York City’s historical Bootham Crescent ground is meanwhile being demolished in order to make space for new housing developments. But the Minstermen’s nostalgic support-base were so eager to commemorate parts of the creaking old stadium that the club formed a working association with Historic England, a public body sponsored by the Department for Digital, Culture and Sport (DCMS) who seek to renovate and commemorate listed buildings of significance and notable landmarks in England. One of the key areas the two have collaborated on has been the preservation of the specific seats that season-ticket-holders used to sit in week in, week out. Those with season tickets were then able to collect their personal chairs — a nice touch.
One such season-ticket-holder, Steve Sexton, spoke to Nouse Sport in January 2021 to discuss his hopes for his beloved team as they navigated their now-completed move to the LNER Community Stadium. Sexton said he expected: “at least promotion back to the league above, which I think is the absolute minimum most York City supporters expect of the team, given its history. I think we’re well on the way to achieving that. Slightly longer-term, you ask yourself, where realistically can a club like that get to? There’s no reason why York couldn’t get back into the Football League. How far could it go? Maybe mid-table in League 1.”

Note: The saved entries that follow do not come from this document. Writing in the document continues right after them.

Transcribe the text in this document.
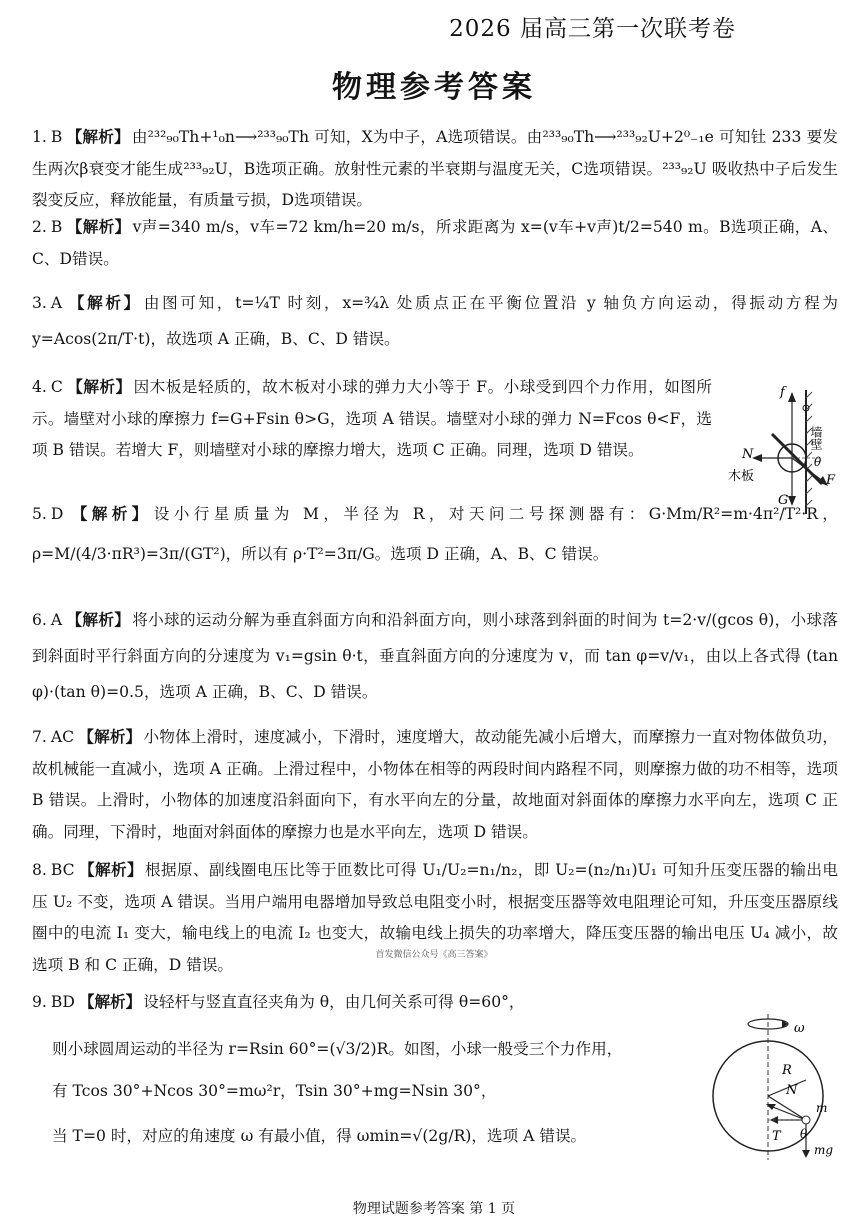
2026 届高三第一次联考卷
物理参考答案
1. B 【解析】 由²³²₉₀Th+¹₀n⟶²³³₉₀Th 可知，X为中子，A选项错误。由²³³₉₀Th⟶²³³₉₂U+2⁰₋₁e 可知钍 233 要发生两次β衰变才能生成²³³₉₂U，B选项正确。放射性元素的半衰期与温度无关，C选项错误。²³³₉₂U 吸收热中子后发生裂变反应，释放能量，有质量亏损，D选项错误。
2. B 【解析】 v声=340 m/s，v车=72 km/h=20 m/s，所求距离为 x=(v车+v声)t/2=540 m。B选项正确，A、C、D错误。
3. A 【解析】 由图可知，t=¼T 时刻，x=¾λ 处质点正在平衡位置沿 y 轴负方向运动，得振动方程为 y=Acos(2π/T·t)，故选项 A 正确，B、C、D 错误。
4. C 【解析】 因木板是轻质的，故木板对小球的弹力大小等于 F。小球受到四个力作用，如图所示。墙壁对小球的摩擦力 f=G+Fsin θ>G，选项 A 错误。墙壁对小球的弹力 N=Fcos θ<F，选项 B 错误。若增大 F，则墙壁对小球的摩擦力增大，选项 C 正确。同理，选项 D 错误。
f
墙壁
N
木板
θ
F
G
5. D 【解析】 设小行星质量为 M，半径为 R，对天问二号探测器有：G·Mm/R²=m·4π²/T²·R，ρ=M/(4/3·πR³)=3π/(GT²)，所以有 ρ·T²=3π/G。选项 D 正确，A、B、C 错误。
6. A 【解析】 将小球的运动分解为垂直斜面方向和沿斜面方向，则小球落到斜面的时间为 t=2·v/(gcos θ)，小球落到斜面时平行斜面方向的分速度为 v₁=gsin θ·t，垂直斜面方向的分速度为 v，而 tan φ=v/v₁，由以上各式得 (tan φ)·(tan θ)=0.5，选项 A 正确，B、C、D 错误。
7. AC 【解析】 小物体上滑时，速度减小，下滑时，速度增大，故动能先减小后增大，而摩擦力一直对物体做负功，故机械能一直减小，选项 A 正确。上滑过程中，小物体在相等的两段时间内路程不同，则摩擦力做的功不相等，选项 B 错误。上滑时，小物体的加速度沿斜面向下，有水平向左的分量，故地面对斜面体的摩擦力水平向左，选项 C 正确。同理，下滑时，地面对斜面体的摩擦力也是水平向左，选项 D 错误。
8. BC 【解析】 根据原、副线圈电压比等于匝数比可得 U₁/U₂=n₁/n₂，即 U₂=(n₂/n₁)U₁ 可知升压变压器的输出电压 U₂ 不变，选项 A 错误。当用户端用电器增加导致总电阻变小时，根据变压器等效电阻理论可知，升压变压器原线圈中的电流 I₁ 变大，输电线上的电流 I₂ 也变大，故输电线上损失的功率增大，降压变压器的输出电压 U₄ 减小，故选项 B 和 C 正确，D 错误。
首发微信公众号《高三答案》
9. BD 【解析】 设轻杆与竖直直径夹角为 θ，由几何关系可得 θ=60°，
则小球圆周运动的半径为 r=Rsin 60°=(√3/2)R。如图，小球一般受三个力作用，
有 Tcos 30°+Ncos 30°=mω²r，Tsin 30°+mg=Nsin 30°，
当 T=0 时，对应的角速度 ω 有最小值，得 ωmin=√(2g/R)，选项 A 错误。
ω
R
N
T
m
θ
mg
物理试题参考答案 第 1 页
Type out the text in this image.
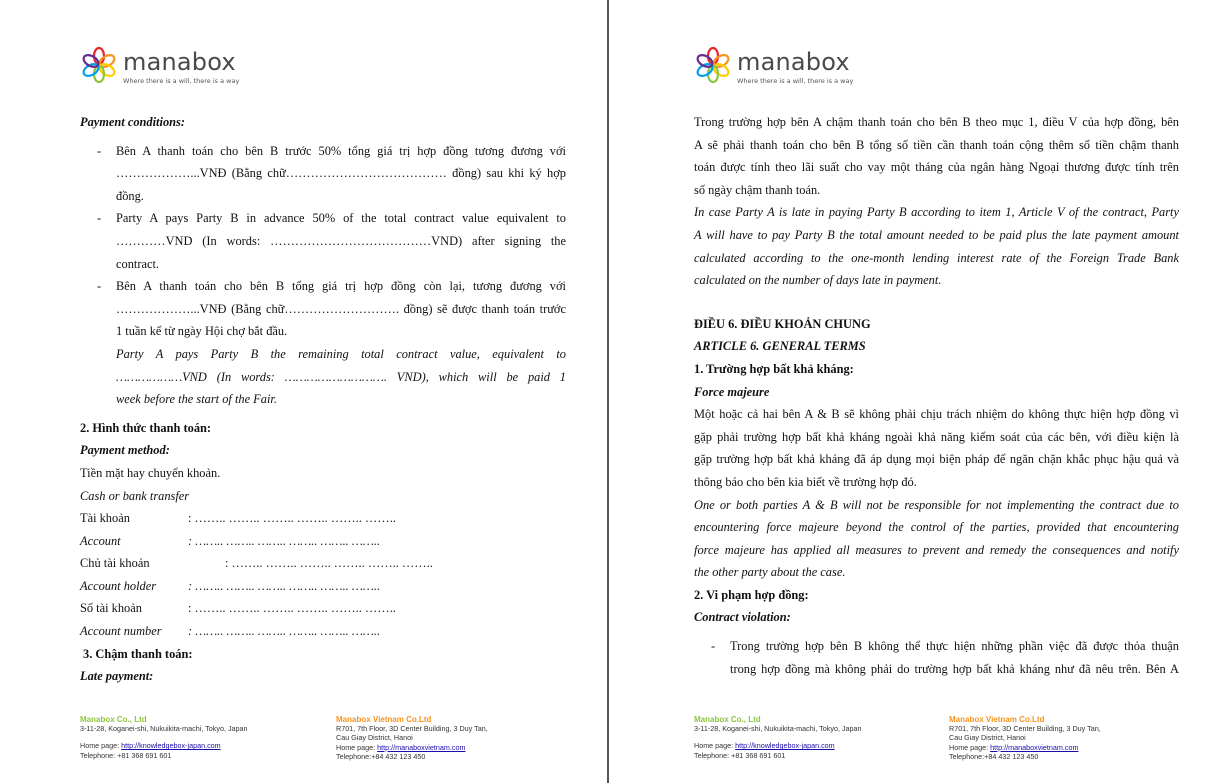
manabox
Where there is a will, there is a way
Payment conditions:
- Bên A thanh toán cho bên B trước 50% tổng giá trị hợp đồng tương đương với
………………...VNĐ (Bằng chữ………………………………… đồng) sau khi ký hợp
đồng.
- Party A pays Party B in advance 50% of the total contract value equivalent to
…………VND (In words: …………………………………VND) after signing the
contract.
- Bên A thanh toán cho bên B tổng giá trị hợp đồng còn lại, tương đương với
………………...VNĐ (Bằng chữ………………………. đồng) sẽ được thanh toán trước
1 tuần kể từ ngày Hội chợ bắt đầu.
Party A pays Party B the remaining total contract value, equivalent to
………………VND (In words: ………………………. VND), which will be paid 1
week before the start of the Fair.
2. Hình thức thanh toán:
Payment method:
Tiền mặt hay chuyển khoản.
Cash or bank transfer
Tài khoản	: …….. …….. …….. …….. …….. ……..
Account	: …….. …….. …….. …….. …….. ……..
Chủ tài khoản	: …….. …….. …….. …….. …….. ……..
Account holder	: …….. …….. …….. …….. …….. ……..
Số tài khoản	: …….. …….. …….. …….. …….. ……..
Account number	: …….. …….. …….. …….. …….. ……..
3. Chậm thanh toán:
Late payment:
Manabox Co., Ltd
3-11-28, Koganei-shi, Nukuikita-machi, Tokyo, Japan
Home page: http://knowledgebox-japan.com
Telephone: +81 368 691 601
Manabox Vietnam Co.Ltd
R701, 7th Floor, 3D Center Building, 3 Duy Tan,
Cau Giay District, Hanoi
Home page: http://manaboxvietnam.com
Telephone:+84 432 123 450
manabox
Where there is a will, there is a way
Trong trường hợp bên A chậm thanh toán cho bên B theo mục 1, điều V của hợp đồng, bên
A sẽ phải thanh toán cho bên B tổng số tiền cần thanh toán cộng thêm số tiền chậm thanh
toán được tính theo lãi suất cho vay một tháng của ngân hàng Ngoại thương được tính trên
số ngày chậm thanh toán.
In case Party A is late in paying Party B according to item 1, Article V of the contract, Party
A will have to pay Party B the total amount needed to be paid plus the late payment amount
calculated according to the one-month lending interest rate of the Foreign Trade Bank
calculated on the number of days late in payment.
ĐIỀU 6. ĐIỀU KHOẢN CHUNG
ARTICLE 6. GENERAL TERMS
1. Trường hợp bất khả kháng:
Force majeure
Một hoặc cả hai bên A & B sẽ không phải chịu trách nhiệm do không thực hiện hợp đồng vì
gặp phải trường hợp bất khả kháng ngoài khả năng kiểm soát của các bên, với điều kiện là
gặp trường hợp bất khả kháng đã áp dụng mọi biện pháp để ngăn chặn khắc phục hậu quả và
thông báo cho bên kia biết về trường hợp đó.
One or both parties A & B will not be responsible for not implementing the contract due to
encountering force majeure beyond the control of the parties, provided that encountering
force majeure has applied all measures to prevent and remedy the consequences and notify
the other party about the case.
2. Vi phạm hợp đồng:
Contract violation:
- Trong trường hợp bên B không thể thực hiện những phần việc đã được thỏa thuận
trong hợp đồng mà không phải do trường hợp bất khả kháng như đã nêu trên. Bên A
Manabox Co., Ltd
3-11-28, Koganei-shi, Nukuikita-machi, Tokyo, Japan
Home page: http://knowledgebox-japan.com
Telephone: +81 368 691 601
Manabox Vietnam Co.Ltd
R701, 7th Floor, 3D Center Building, 3 Duy Tan,
Cau Giay District, Hanoi
Home page: http://manaboxvietnam.com
Telephone:+84 432 123 450
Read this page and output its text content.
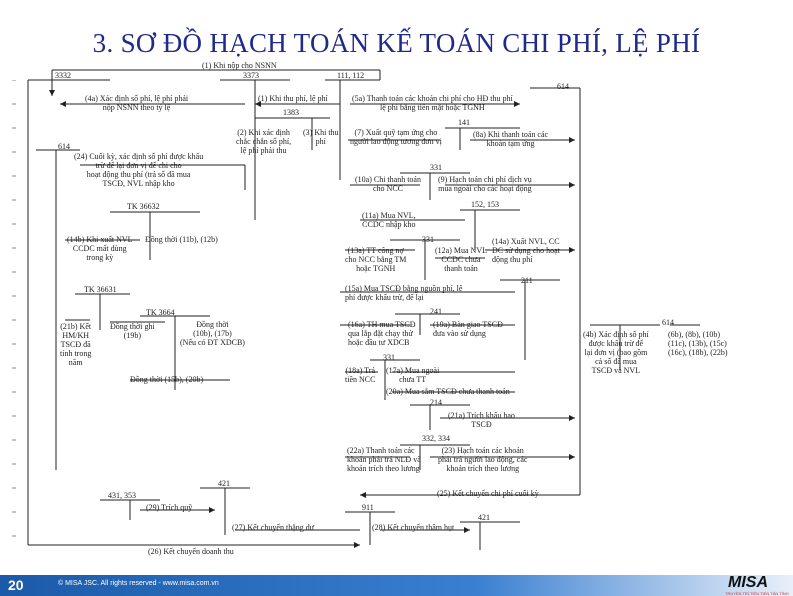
3. SƠ ĐỒ HẠCH TOÁN KẾ TOÁN CHI PHÍ, LỆ PHÍ
3332	3373	111, 112
614
1383
141
614
331
152, 153
TK 36632
331
211
TK 36631
TK 3664	241
331
614
214
332, 334
421
431, 353
911
421
(1) Khi nộp cho NSNN
(4a) Xác định số phí, lệ phí phải
nộp NSNN theo tỷ lệ
(1) Khi thu phí, lệ phí	(5a) Thanh toán các khoản chi phí cho HĐ thu phí
lệ phí bằng tiền mặt hoặc TGNH
(2) Khi xác định
chắc chắn số phí,
lệ phí phải thu
(3) Khi thu
phí
(7) Xuất quỹ tạm ứng cho
người lao động tương đơn vị
(8a) Khi thanh toán các
khoản tạm ứng
(24) Cuối kỳ, xác định số phí được khấu
trừ để lại đơn vị để chi cho
hoạt động thu phí (trả số đã mua
TSCĐ, NVL nhập kho	(10a) Chi thanh toán
cho NCC
(9) Hạch toán chi phí dịch vụ
mua ngoài cho các hoạt động
(11a) Mua NVL,
CCDC nhập kho
(14b) Khi xuất NVL
CCDC mất dùng
trong kỳ
Đồng thời (11b), (12b)
(13a) TT công nợ
cho NCC bằng TM
hoặc TGNH
(12a) Mua NVL
CCDC chưa
thanh toán
(14a) Xuất NVL, CC
DC sử dụng cho hoạt
động thu phí
(15a) Mua TSCĐ bằng nguồn phí, lệ
phí được khấu trừ, để lại
(21b) Kết
HM/KH
TSCĐ đã
tính trong
năm
Đồng thời ghi
(19b)
Đồng thời
(10b), (17b)
(Nếu có ĐT XDCB)
(16a) TH mua TSCĐ
qua lắp đặt chạy thử
hoặc đầu tư XDCB
(19a) Bàn giao TSCĐ
đưa vào sử dụng	(4b) Xác định số phí
được khấu trừ để
lại đơn vị (bao gồm
cả số đã mua
TSCĐ và NVL
(6b), (8b), (10b)
(11c), (13b), (15c)
(16c), (18b), (22b)
(18a) Trả
tiền NCC
(17a) Mua ngoài
chưa TT
(20a) Mua sắm TSCĐ chưa thanh toán
Đồng thời (15b), (20b)
(21a) Trích khấu hao
TSCĐ
(22a) Thanh toán các
khoản phải trả NLĐ và
khoản trích theo lương
(23) Hạch toán các khoản
phải trả người lao động, các
khoản trích theo lương
(25) Kết chuyển chi phí cuối kỳ
(29) Trích quỹ
(27) Kết chuyển thặng dư	(28) Kết chuyển thâm hụt
(26) Kết chuyển doanh thu
20	© MISA JSC. All rights reserved - www.misa.com.vn	MISA
TRUYỀN TRÍ TIÊN TIẾN TÂN TÌNH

But as the pandemic’s third and fourth waves stalled the easing of lockdowns and restrictions in the UK, lower-league football was deemed too much of a risk to continue. Creating Covid-friendly bubbles is much easier when you are a multibillion-pound Premier League giant. And so Sexton has had to wait for York City’s promotion to the fifth-tier. As things stand, there is a little way to go. But York have certainly made a decent start to this season.